Biological Characteristics and Predictive Model of Biopsy-Proven Acute Rejection (BPAR) After Kidney Transplantation: Evidences of Multi-Omics Analysis

Qianguang Han; Xiang Zhang; Xiaohan Ren; Zhou Hang; Yu Yin; Zijie Wang; Hao Chen; Li Sun; Jun Tao; Zhijian Han; Ruoyun Tan; Min Gu; Xiaobing Ju

doi:10.3389/fgene.2022.844709

Biological Characteristics and Predictive Model of Biopsy-Proven Acute Rejection (BPAR) After Kidney Transplantation: Evidences of Multi-Omics Analysis

Front Genet. 2022 Mar 21:13:844709. doi: 10.3389/fgene.2022.844709. eCollection 2022.

Authors

Qianguang Han¹, Xiang Zhang², Xiaohan Ren¹, Zhou Hang³, Yu Yin¹, Zijie Wang¹, Hao Chen¹, Li Sun¹, Jun Tao¹, Zhijian Han¹, Ruoyun Tan¹, Min Gu³, Xiaobing Ju¹

Affiliations

¹ Department of Urology, The First Affiliated Hospital of Nanjing Medical University, Nanjing, China.
² Department of Urology, Affiliated Hospital of Nantong University, Nantong, China.
³ Department of Urology, The Second Affiliated Hospital of Nanjing Medical University, Nanjing, China.

Abstract

Objectives: Early diagnosis and detection of acute rejection following kidney transplantation are of great significance for guiding the treatment and improving the prognosis of renal transplant recipients. In this study, we are aimed to explore the biological characteristics of biopsy-proven acute rejection (BPAR) and establish a predictive model. Methods: Gene expression matrix of the renal allograft samples in the GEO database were screened and included, using Limma R package to identify differentially expressed transcripts between BPAR and No-BPAR groups.
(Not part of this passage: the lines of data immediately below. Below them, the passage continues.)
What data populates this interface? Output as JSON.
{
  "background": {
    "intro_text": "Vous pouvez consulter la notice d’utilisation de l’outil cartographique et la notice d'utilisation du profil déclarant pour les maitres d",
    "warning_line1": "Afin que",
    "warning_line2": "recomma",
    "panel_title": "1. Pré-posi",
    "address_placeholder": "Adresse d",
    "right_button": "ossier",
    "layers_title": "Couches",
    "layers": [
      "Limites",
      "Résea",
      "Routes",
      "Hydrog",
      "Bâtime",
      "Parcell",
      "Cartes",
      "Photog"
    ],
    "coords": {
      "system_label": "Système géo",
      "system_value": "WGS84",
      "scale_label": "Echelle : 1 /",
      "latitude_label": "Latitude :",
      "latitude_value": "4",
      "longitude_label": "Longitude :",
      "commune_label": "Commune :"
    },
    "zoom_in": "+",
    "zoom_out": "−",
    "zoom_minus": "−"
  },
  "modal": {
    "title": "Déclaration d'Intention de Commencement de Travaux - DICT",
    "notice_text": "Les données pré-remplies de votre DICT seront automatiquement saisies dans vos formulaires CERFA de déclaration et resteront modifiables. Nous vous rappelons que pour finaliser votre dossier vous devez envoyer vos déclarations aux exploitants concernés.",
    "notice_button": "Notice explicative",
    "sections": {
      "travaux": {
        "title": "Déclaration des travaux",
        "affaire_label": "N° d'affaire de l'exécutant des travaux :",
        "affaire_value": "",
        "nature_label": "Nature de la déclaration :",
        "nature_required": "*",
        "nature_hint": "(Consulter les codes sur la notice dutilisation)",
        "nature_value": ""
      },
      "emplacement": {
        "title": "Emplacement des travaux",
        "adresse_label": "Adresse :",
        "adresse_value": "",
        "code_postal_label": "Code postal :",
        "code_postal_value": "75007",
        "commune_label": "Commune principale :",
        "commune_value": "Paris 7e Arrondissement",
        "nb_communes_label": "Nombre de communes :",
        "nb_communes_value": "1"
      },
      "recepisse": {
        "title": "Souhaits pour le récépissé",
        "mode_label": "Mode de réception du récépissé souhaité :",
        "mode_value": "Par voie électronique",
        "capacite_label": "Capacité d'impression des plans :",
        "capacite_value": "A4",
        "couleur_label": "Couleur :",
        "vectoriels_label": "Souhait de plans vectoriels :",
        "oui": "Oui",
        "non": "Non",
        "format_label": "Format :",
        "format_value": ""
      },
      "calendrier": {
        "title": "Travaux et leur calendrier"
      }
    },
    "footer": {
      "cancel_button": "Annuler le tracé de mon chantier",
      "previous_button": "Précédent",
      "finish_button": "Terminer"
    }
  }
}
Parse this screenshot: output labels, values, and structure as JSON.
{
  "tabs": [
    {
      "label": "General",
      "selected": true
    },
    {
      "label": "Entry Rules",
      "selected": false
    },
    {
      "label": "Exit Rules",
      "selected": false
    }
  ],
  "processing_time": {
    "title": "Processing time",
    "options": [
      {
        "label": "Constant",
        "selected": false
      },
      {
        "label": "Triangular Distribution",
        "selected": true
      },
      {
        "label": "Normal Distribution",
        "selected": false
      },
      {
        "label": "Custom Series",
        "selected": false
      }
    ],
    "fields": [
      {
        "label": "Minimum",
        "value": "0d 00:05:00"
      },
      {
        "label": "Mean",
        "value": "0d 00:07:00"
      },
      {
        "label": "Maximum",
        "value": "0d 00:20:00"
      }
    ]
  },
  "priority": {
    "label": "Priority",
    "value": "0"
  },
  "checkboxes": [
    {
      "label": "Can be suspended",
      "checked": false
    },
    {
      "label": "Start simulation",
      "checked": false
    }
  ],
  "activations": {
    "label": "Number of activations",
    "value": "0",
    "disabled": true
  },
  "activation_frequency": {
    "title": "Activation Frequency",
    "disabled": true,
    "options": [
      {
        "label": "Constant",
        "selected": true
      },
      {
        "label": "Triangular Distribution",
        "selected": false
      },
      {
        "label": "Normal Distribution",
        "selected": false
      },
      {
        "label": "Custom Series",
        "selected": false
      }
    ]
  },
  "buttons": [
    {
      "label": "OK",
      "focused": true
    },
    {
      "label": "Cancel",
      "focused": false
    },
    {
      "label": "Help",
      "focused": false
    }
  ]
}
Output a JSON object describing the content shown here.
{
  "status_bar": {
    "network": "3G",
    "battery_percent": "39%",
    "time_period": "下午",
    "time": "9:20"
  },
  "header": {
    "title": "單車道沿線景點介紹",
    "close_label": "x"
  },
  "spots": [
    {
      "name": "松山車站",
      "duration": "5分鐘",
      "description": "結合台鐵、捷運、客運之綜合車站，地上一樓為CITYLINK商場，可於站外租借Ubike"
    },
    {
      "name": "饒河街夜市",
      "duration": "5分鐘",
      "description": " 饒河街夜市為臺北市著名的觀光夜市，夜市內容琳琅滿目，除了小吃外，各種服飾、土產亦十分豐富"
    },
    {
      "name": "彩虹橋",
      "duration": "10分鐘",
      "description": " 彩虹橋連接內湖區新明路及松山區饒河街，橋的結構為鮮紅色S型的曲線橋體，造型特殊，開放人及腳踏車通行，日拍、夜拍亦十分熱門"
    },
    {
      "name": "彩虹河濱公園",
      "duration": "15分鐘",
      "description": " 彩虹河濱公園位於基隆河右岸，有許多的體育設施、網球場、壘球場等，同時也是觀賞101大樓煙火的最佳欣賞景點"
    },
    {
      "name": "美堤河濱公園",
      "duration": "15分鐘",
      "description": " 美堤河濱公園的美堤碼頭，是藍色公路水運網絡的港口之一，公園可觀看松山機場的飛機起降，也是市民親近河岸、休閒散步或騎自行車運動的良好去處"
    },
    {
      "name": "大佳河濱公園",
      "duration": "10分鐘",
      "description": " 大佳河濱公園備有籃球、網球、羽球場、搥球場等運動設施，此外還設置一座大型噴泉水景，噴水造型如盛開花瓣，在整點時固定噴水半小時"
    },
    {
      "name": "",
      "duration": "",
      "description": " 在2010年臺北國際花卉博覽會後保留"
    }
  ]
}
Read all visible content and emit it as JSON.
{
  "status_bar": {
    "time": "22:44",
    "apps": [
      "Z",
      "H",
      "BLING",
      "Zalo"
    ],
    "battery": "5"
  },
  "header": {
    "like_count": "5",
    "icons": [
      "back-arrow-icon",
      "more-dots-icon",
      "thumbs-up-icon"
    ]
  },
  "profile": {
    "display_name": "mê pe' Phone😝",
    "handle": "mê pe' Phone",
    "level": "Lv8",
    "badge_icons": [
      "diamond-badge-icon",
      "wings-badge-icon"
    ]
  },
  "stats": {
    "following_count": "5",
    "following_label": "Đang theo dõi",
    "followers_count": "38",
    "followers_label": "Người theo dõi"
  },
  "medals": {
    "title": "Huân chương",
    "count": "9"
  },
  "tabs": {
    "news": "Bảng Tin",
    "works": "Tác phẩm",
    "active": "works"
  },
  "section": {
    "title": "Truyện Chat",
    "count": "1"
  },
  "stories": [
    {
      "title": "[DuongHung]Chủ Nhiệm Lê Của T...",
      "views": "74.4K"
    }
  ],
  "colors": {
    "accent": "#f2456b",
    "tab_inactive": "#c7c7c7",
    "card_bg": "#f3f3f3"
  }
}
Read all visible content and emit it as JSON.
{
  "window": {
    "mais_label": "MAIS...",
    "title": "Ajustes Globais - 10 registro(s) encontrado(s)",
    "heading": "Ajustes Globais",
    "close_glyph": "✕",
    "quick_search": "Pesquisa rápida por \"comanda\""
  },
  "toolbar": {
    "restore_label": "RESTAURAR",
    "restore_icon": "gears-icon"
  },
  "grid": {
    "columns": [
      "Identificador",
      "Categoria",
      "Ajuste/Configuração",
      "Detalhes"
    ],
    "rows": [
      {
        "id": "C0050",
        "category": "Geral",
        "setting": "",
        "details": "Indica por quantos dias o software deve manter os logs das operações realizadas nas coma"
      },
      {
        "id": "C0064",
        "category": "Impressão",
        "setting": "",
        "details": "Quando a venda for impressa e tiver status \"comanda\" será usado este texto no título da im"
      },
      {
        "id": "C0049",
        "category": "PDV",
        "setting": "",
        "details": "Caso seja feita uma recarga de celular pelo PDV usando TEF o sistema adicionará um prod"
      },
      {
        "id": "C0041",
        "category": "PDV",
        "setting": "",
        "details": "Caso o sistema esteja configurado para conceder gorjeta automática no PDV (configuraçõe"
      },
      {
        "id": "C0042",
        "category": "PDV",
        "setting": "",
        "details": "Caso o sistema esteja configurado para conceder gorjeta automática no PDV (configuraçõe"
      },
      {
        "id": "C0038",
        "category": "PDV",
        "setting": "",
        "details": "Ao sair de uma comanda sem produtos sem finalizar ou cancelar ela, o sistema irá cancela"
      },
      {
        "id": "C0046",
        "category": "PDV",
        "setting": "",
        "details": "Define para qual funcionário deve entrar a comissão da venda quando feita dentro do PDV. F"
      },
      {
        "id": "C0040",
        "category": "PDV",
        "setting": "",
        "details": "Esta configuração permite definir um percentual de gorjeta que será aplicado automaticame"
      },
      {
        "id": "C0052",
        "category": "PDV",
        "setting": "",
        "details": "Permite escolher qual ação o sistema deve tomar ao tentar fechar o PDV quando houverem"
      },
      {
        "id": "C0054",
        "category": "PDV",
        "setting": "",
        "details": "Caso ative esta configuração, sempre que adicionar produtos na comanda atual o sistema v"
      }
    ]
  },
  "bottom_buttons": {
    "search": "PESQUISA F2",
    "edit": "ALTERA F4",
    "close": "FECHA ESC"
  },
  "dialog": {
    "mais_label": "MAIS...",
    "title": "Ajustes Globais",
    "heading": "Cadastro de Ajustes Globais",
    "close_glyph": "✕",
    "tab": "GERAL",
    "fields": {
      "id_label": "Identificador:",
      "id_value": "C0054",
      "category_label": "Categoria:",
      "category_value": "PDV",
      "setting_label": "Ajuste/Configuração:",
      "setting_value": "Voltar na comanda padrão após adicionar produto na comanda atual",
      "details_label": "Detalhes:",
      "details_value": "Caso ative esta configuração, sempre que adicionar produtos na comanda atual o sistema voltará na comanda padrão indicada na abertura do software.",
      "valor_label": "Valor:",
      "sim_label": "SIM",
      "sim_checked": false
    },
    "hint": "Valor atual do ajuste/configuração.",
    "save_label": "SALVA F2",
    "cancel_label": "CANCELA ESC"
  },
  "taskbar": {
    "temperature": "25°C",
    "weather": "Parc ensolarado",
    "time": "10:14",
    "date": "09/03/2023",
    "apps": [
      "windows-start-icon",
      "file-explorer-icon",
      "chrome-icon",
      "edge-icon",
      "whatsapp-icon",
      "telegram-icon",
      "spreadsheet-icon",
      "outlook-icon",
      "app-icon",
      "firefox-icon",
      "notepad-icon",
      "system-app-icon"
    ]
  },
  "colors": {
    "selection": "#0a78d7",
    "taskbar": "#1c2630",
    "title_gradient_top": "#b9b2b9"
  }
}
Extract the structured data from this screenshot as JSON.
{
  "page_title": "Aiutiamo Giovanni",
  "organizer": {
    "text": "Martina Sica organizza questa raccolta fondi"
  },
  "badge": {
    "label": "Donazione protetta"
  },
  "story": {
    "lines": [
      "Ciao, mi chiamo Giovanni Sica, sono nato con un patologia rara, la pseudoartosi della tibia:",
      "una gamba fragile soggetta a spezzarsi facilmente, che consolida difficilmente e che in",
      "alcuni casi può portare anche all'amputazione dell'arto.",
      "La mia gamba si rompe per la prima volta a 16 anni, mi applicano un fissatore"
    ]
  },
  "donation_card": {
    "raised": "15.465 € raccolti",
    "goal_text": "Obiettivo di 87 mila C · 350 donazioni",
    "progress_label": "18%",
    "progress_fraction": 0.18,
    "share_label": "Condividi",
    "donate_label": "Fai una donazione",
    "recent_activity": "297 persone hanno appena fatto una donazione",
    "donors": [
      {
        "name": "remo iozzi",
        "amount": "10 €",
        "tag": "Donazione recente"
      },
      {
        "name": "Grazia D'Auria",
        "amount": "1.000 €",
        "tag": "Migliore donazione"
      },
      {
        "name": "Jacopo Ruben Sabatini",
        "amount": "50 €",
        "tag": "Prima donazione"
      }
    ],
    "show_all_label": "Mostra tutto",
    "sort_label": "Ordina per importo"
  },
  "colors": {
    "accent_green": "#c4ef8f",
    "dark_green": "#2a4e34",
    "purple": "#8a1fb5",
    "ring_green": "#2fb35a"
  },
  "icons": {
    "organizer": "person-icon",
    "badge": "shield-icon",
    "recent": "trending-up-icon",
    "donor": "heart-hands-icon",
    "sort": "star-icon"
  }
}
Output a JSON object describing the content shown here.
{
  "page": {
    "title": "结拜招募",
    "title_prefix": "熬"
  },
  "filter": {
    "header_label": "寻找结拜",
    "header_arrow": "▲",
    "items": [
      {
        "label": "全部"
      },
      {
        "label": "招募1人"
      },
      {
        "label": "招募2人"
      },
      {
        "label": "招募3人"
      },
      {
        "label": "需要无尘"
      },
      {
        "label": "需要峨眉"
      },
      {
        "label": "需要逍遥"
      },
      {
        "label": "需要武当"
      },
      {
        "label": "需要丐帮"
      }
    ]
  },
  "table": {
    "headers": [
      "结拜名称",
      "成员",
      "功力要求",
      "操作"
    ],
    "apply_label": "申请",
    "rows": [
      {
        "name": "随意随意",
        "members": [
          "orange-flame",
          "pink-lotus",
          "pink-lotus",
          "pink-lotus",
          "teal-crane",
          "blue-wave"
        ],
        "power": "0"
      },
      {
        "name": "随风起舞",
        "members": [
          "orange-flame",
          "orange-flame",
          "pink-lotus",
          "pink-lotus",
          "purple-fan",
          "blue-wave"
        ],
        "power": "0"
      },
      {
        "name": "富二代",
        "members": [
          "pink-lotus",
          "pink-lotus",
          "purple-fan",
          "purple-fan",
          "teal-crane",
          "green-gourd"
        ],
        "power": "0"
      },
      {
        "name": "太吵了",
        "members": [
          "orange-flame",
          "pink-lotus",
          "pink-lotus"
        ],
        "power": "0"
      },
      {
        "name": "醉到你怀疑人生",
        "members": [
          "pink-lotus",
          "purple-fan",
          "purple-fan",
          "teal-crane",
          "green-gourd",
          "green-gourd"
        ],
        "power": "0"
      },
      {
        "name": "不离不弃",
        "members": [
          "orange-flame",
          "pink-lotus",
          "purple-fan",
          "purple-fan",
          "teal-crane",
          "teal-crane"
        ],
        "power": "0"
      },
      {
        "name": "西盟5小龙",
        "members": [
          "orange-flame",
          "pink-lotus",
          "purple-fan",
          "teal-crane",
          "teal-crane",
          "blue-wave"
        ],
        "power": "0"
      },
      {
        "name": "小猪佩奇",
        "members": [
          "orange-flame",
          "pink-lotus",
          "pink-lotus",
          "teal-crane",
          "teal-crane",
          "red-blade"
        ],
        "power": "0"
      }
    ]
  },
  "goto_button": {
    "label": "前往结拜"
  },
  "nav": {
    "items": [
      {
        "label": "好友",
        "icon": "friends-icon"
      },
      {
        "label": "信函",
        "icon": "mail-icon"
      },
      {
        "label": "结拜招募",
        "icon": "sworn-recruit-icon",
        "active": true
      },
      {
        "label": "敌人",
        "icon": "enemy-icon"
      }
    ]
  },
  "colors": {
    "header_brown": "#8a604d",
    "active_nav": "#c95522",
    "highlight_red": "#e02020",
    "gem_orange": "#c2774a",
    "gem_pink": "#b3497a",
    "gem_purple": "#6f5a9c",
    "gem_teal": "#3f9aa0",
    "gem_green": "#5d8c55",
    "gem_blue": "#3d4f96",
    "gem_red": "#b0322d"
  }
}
Then a predictive model of BPAR was established based on logistic regression of which key transcripts involved in the predictive model were further explored using functional enrichment analyses including Gene Ontology analysis (GO), Kyoto Encyclopedia of Genes and Genomes (KEGG) pathway analysis, and Gene Set Enrichment Analysis (GSEA). Results: A total of four studies (GSE129166, GSE48581, GSE36059, and GSE98320) were included for extensive analysis of differential expression. 32 differential expressed transcripts were observed to be significant between two groups after the pooled analysis. Afterward, a predictive model containing the five most significant transcripts (IDO1, CXCL10, IFNG, GBP1, PMAIP1) showed good predictive efficacy for BPAR after kidney transplantation (AUC = 0.919, 95%CI = 0.902-0.939). Results of functional enrichment analysis showed that The functions of differential genes are mainly manifested in chemokine receptor binding, chemokine activity, G protein-coupled receptor binding, etc. while the immune infiltration analysis indicated that immune cells mainly related to acute rejection include Macrophages. M1, T cells gamma delta, T cells CD4 memory activated, eosinophils, etc. Conclusion: We have identified a total of 32 differential expressed transcripts and based on that, a predictive model with five significant transcripts was established, which was suggested as a highly recommended tool for the prediction of BPAR after kidney transplantation. However, an extensive study should be performed for the evaluation of the predictive model and mechanism involved.

Keywords: bioinformatics analysis; biopsy-proven acute rejection (BPAR); gene expression omnibus; kidney transplantation; predictive model.